Our manuscript entitled, “Influence of different glycoproteins and of the virion core on SERINC5 antiviral activity”, is now online as a preprint at bioRxiv.
The authors were : William E. Diehl, Mehmet H. Guney, Pyae Phyo Kyawe, Judith M. White, Massimo Pizzato, Jeremy Luban
In 2015, we reported that HIV-1 Nef blocks the antiviral host factor SERINC5, and that the structurally unrelated MLV Glycogag acts similarly to Nef (Nature 526:212). The HIV-1 glycoprotein was identified as a viral determinant of susceptibility to restriction. In contrasts, GPs that fuse in acidic endosomes, i.e., VSV and EBOV, were resistant to restriction. Virion membrane-associated SERINC5 blocks an early step in the infection cycle but the exact mechanism of restriction has not been elucidated.

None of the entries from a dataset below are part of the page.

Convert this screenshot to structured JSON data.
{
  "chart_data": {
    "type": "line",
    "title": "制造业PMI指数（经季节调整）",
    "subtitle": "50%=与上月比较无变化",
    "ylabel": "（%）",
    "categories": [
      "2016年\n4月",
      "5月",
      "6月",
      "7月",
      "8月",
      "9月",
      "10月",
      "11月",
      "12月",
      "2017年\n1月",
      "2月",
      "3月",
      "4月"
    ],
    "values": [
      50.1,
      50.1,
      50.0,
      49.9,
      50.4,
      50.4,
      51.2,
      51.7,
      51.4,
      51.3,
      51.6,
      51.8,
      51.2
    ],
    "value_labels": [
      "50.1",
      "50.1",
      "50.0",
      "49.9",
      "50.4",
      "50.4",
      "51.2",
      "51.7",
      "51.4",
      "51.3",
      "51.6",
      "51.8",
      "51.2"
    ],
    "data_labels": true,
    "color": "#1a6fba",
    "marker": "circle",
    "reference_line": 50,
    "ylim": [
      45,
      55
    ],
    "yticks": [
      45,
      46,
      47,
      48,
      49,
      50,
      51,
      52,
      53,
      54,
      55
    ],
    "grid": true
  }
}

The new manuscript examined a large panel of GP pseudotypes on three types of retrovirion cores and makes the following observations:
1. we identify the first non-retroviral GPs that are sensitive to SERINC5 restriction
2. GP requirement for acidification does not necessarily make the particle SERINC5-resistant.
3. the core of the virion influences sensitivity to restriction.
Our findings extend understanding of the requirements for SERINC5 restriction, potentially expand the significance of SERINC5 beyond retroviruses, and provide useful information to those attempting to understand the SERINC5 restriction mechanism.